Najiha Rasyida ( Praktisi kesehatan)

Kaum feminis liberal tak ada bosannya menebar opini islamopobia. Kali ini mereka mengusik persoalan pelajaran akidah kepada anak-anak perempuan yang menggunakan jilbab, oleh orang tua mereka. Meraka membentuk opini buruk ditengah-tengah umat muslim bahwa pembiasaan berhijab sejak dini adalah bentuk pemaksaan yang dapat berdampak buruk pada psikologi dan sosial anak.

Seperti yang dilakukan Media asal Jerman Deutch Welle (DW). DW Indonesia memposting sebuah video yang berisikan tentang orang tua perempuan yang sedang mengajari anak perempuan mereka menggunakan jilbab, dan juga harapan dan keinginan orang tua mereka terhadap “identitas” sebagai seorang muslim (gelora.co, 26/9/2020).

DW Indonesia juga mewawancarai psikolog Rahajeng Ika. Ia menanyakan dampak psikologis bagi anak-anak yang sejak kecil diharuskan memakai jilbab.

“Mereka menggunakan atau memakai sesuatu tapi belum paham betul konsekuensi dari pemakaiannya itu,” kata Rahaeng Ika menjawab pertanyaan DW Indonesia.
“Permasalahannya apabila di kemudian hari bergaul dengan teman-temannya, kemudian agak punya pandangan yang mungkin berbeda, boleh jadi dia mengalami kebingungan, apakah dengan dia pakaian begitu berarti dia punya batasan tertentu untuk bergaul,” tambahnya.

DW Indonesia juga mewawancarai feminis muslim, Darol Mahmada tentang dampak sosial anak yang diharuskan memakai hijab sejak kecil (jurnalgaya.com, 26/9/2020).

Inilah pentingnya ilmu sebelum beramal bagi umat muslim agar kita tidak mudah terprofokasi dengan narasi yang menyesatkan. Begitupula dalam membentuk generasi yang taat perintah Allah Swt. Menjadi tugas dan kewajiban setiap orang tua muslimlah untuk mengenalkan dan mendidik putra putri, salah satunya adalah melatih menggunakan jilbab dan khimar sejak dini. Memahamkan pada anak perempuan mereka bahwa hijab itu bukan pilihan, tapi kewajiban.
Kewajiban berhijab dijelaskan Allah Swt dalam firmannya pada surat An-nur ayat 31 “Hendaklah mereka menahan pandangannya, dan kemaluannya, dan janganlah mereka menampakkan perhiasannya, kecuali yang (biasa) nampak dari padanya. Dan hendaklah mereka menutupkan kain kudung kedadanya, dan janganlah menampakkan perhiasannya kecuali kepada suami mereka,…”, Dan dalam surat Al-ahzab ayat 59 yang artinya “Hai Nabi, katakanlah kepada isteri-isterimu, anak-anak perempuanmu dan isteri-isteri orang mukmin: “Hendaklah mereka mengulurkan jilbabnya ke seluruh tubuh mereka….”.

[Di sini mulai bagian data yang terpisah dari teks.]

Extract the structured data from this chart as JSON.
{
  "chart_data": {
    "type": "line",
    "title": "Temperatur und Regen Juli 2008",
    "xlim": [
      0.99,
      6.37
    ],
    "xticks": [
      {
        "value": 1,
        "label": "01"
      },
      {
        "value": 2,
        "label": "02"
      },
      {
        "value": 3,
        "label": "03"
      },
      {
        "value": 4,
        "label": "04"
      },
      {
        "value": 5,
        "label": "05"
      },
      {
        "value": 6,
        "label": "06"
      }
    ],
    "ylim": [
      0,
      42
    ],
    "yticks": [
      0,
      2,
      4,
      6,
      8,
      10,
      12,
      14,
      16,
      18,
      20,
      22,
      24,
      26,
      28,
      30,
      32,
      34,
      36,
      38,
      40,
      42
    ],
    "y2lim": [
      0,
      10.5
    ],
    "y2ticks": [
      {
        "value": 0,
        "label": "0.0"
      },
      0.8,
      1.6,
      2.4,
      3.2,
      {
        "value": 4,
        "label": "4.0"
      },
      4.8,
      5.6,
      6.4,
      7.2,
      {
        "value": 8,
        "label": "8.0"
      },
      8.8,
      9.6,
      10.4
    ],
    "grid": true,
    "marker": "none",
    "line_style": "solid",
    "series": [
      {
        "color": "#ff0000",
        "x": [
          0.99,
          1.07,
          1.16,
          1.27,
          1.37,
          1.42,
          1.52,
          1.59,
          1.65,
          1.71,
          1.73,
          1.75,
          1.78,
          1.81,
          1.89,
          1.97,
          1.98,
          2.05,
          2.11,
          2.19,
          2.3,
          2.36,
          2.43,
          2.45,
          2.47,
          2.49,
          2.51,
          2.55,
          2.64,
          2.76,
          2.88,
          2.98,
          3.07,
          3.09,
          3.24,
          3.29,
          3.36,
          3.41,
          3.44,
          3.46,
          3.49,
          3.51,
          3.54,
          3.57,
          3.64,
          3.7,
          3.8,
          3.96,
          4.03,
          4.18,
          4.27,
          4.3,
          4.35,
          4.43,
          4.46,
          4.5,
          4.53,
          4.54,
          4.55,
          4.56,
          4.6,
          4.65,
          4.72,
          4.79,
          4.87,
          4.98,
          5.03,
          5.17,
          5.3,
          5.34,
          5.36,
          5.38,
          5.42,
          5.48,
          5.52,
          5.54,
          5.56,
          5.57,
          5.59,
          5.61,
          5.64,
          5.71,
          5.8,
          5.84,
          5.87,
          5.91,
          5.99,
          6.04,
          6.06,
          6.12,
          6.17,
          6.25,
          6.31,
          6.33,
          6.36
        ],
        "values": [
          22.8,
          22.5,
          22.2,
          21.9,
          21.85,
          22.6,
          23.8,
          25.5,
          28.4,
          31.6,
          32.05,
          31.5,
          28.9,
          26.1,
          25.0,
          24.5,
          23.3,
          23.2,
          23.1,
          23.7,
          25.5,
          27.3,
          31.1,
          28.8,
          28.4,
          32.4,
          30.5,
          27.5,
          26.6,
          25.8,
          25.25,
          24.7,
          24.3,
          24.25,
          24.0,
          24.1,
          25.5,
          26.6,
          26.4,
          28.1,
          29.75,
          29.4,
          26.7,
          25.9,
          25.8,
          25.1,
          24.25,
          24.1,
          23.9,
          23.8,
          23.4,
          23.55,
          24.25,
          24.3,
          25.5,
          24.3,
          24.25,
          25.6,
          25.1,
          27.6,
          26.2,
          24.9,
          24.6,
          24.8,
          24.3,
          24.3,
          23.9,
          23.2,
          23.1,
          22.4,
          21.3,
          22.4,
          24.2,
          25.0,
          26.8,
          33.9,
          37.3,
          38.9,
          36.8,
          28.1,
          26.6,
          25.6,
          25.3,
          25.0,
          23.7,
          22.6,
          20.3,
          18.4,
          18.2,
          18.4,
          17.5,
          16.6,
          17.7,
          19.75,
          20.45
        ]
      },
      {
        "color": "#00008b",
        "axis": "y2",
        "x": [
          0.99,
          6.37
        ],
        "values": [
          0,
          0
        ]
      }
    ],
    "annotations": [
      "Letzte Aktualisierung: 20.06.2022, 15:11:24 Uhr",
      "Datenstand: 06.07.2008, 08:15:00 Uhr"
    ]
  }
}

Pendidikan agama pertama kali dimulai dari rumah. Amanah besar kepada orang tua terkhusus ibu. Orang tua menanaman aqidah islam dan imam kepada anak-anak mereka, kemudian memahamkan syariat islam yang benar dan dilakukan pembiasaan pada keseharian.

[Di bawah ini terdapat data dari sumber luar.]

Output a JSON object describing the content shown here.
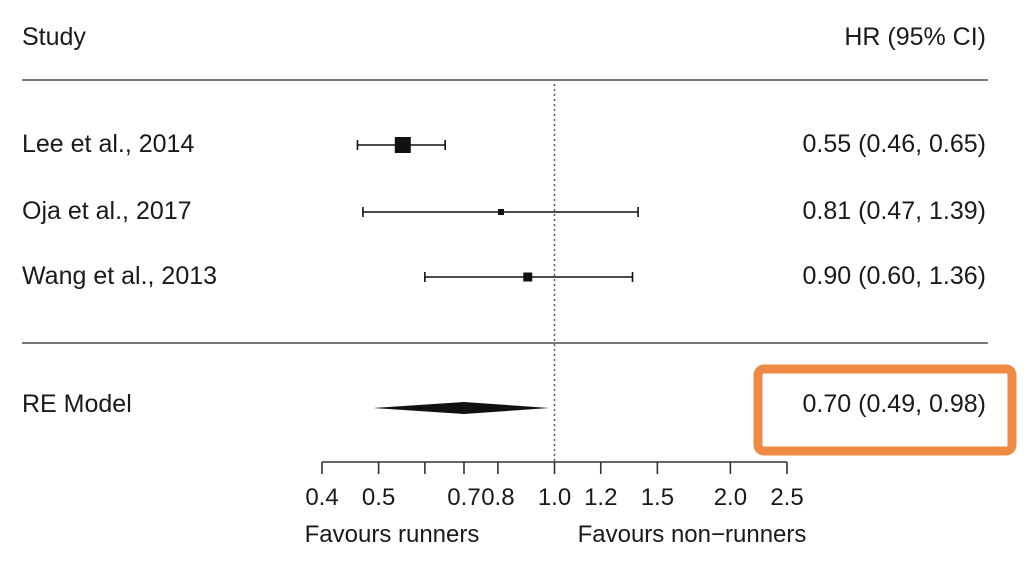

Untuk melawan narasi jahat kaum feminis liberal tidak cukup dengan usaha individu tapi juga negara. Kaum feminis liberal akan terus leluasa menebar islamopobia jika sebuah negara masih menerapkan sistem kufur sekuler kapitalis yang memisahkan agama dari kehidupan dan hanya memikirkan keuntungan koorporasi. Tak ada perlindungan terhadap raktar secara menyeluruh.

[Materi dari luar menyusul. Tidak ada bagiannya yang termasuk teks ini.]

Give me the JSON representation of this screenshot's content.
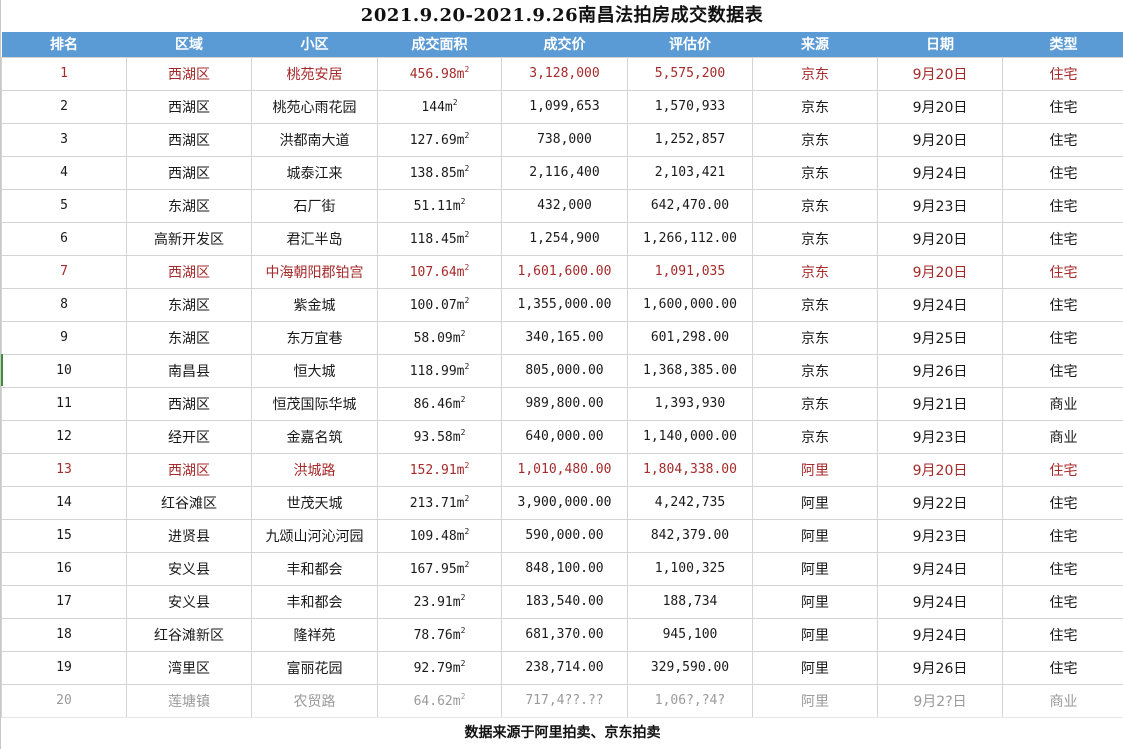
{
  "title": "2021.9.20-2021.9.26南昌法拍房成交数据表",
  "colors": {
    "header_bg": "#5b9bd5",
    "header_text": "#ffffff",
    "highlight_text": "#a52a2a",
    "grid_line": "#d4d4d4"
  },
  "table": {
    "headers": [
      "排名",
      "区域",
      "小区",
      "成交面积",
      "成交价",
      "评估价",
      "来源",
      "日期",
      "类型"
    ],
    "area_unit": "m",
    "area_unit_sup": "2",
    "rows": [
      {
        "rank": "1",
        "district": "西湖区",
        "community": "桃苑安居",
        "area": "456.98",
        "price": "3,128,000",
        "appraisal": "5,575,200",
        "source": "京东",
        "date": "9月20日",
        "type": "住宅",
        "highlight": true
      },
      {
        "rank": "2",
        "district": "西湖区",
        "community": "桃苑心雨花园",
        "area": "144",
        "price": "1,099,653",
        "appraisal": "1,570,933",
        "source": "京东",
        "date": "9月20日",
        "type": "住宅",
        "highlight": false
      },
      {
        "rank": "3",
        "district": "西湖区",
        "community": "洪都南大道",
        "area": "127.69",
        "price": "738,000",
        "appraisal": "1,252,857",
        "source": "京东",
        "date": "9月20日",
        "type": "住宅",
        "highlight": false
      },
      {
        "rank": "4",
        "district": "西湖区",
        "community": "城泰江来",
        "area": "138.85",
        "price": "2,116,400",
        "appraisal": "2,103,421",
        "source": "京东",
        "date": "9月24日",
        "type": "住宅",
        "highlight": false
      },
      {
        "rank": "5",
        "district": "东湖区",
        "community": "石厂街",
        "area": "51.11",
        "price": "432,000",
        "appraisal": "642,470.00",
        "source": "京东",
        "date": "9月23日",
        "type": "住宅",
        "highlight": false
      },
      {
        "rank": "6",
        "district": "高新开发区",
        "community": "君汇半岛",
        "area": "118.45",
        "price": "1,254,900",
        "appraisal": "1,266,112.00",
        "source": "京东",
        "date": "9月20日",
        "type": "住宅",
        "highlight": false
      },
      {
        "rank": "7",
        "district": "西湖区",
        "community": "中海朝阳郡铂宫",
        "area": "107.64",
        "price": "1,601,600.00",
        "appraisal": "1,091,035",
        "source": "京东",
        "date": "9月20日",
        "type": "住宅",
        "highlight": true
      },
      {
        "rank": "8",
        "district": "东湖区",
        "community": "紫金城",
        "area": "100.07",
        "price": "1,355,000.00",
        "appraisal": "1,600,000.00",
        "source": "京东",
        "date": "9月24日",
        "type": "住宅",
        "highlight": false
      },
      {
        "rank": "9",
        "district": "东湖区",
        "community": "东万宜巷",
        "area": "58.09",
        "price": "340,165.00",
        "appraisal": "601,298.00",
        "source": "京东",
        "date": "9月25日",
        "type": "住宅",
        "highlight": false
      },
      {
        "rank": "10",
        "district": "南昌县",
        "community": "恒大城",
        "area": "118.99",
        "price": "805,000.00",
        "appraisal": "1,368,385.00",
        "source": "京东",
        "date": "9月26日",
        "type": "住宅",
        "highlight": false
      },
      {
        "rank": "11",
        "district": "西湖区",
        "community": "恒茂国际华城",
        "area": "86.46",
        "price": "989,800.00",
        "appraisal": "1,393,930",
        "source": "京东",
        "date": "9月21日",
        "type": "商业",
        "highlight": false
      },
      {
        "rank": "12",
        "district": "经开区",
        "community": "金嘉名筑",
        "area": "93.58",
        "price": "640,000.00",
        "appraisal": "1,140,000.00",
        "source": "京东",
        "date": "9月23日",
        "type": "商业",
        "highlight": false
      },
      {
        "rank": "13",
        "district": "西湖区",
        "community": "洪城路",
        "area": "152.91",
        "price": "1,010,480.00",
        "appraisal": "1,804,338.00",
        "source": "阿里",
        "date": "9月20日",
        "type": "住宅",
        "highlight": true
      },
      {
        "rank": "14",
        "district": "红谷滩区",
        "community": "世茂天城",
        "area": "213.71",
        "price": "3,900,000.00",
        "appraisal": "4,242,735",
        "source": "阿里",
        "date": "9月22日",
        "type": "住宅",
        "highlight": false
      },
      {
        "rank": "15",
        "district": "进贤县",
        "community": "九颂山河沁河园",
        "area": "109.48",
        "price": "590,000.00",
        "appraisal": "842,379.00",
        "source": "阿里",
        "date": "9月23日",
        "type": "住宅",
        "highlight": false
      },
      {
        "rank": "16",
        "district": "安义县",
        "community": "丰和都会",
        "area": "167.95",
        "price": "848,100.00",
        "appraisal": "1,100,325",
        "source": "阿里",
        "date": "9月24日",
        "type": "住宅",
        "highlight": false
      },
      {
        "rank": "17",
        "district": "安义县",
        "community": "丰和都会",
        "area": "23.91",
        "price": "183,540.00",
        "appraisal": "188,734",
        "source": "阿里",
        "date": "9月24日",
        "type": "住宅",
        "highlight": false
      },
      {
        "rank": "18",
        "district": "红谷滩新区",
        "community": "隆祥苑",
        "area": "78.76",
        "price": "681,370.00",
        "appraisal": "945,100",
        "source": "阿里",
        "date": "9月24日",
        "type": "住宅",
        "highlight": false
      },
      {
        "rank": "19",
        "district": "湾里区",
        "community": "富丽花园",
        "area": "92.79",
        "price": "238,714.00",
        "appraisal": "329,590.00",
        "source": "阿里",
        "date": "9月26日",
        "type": "住宅",
        "highlight": false
      },
      {
        "rank": "20",
        "district": "莲塘镇",
        "community": "农贸路",
        "area": "64.62",
        "price": "717,4??.??",
        "appraisal": "1,06?,?4?",
        "source": "阿里",
        "date": "9月2?日",
        "type": "商业",
        "highlight": false,
        "garbled": true
      }
    ]
  },
  "footer": "数据来源于阿里拍卖、京东拍卖"
}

Umat muslim butuh pelindung dari gempuran islamopobia sekaligus benteng pelindung aqidah islam. Maka dari itu harus ada upaya yang sistematis dan penerapan syariat islam secara kaffah mulai dari individu, masyarakat hingga negara untuk menghilangkan islamopobia. Wallahu a’lam bishawab.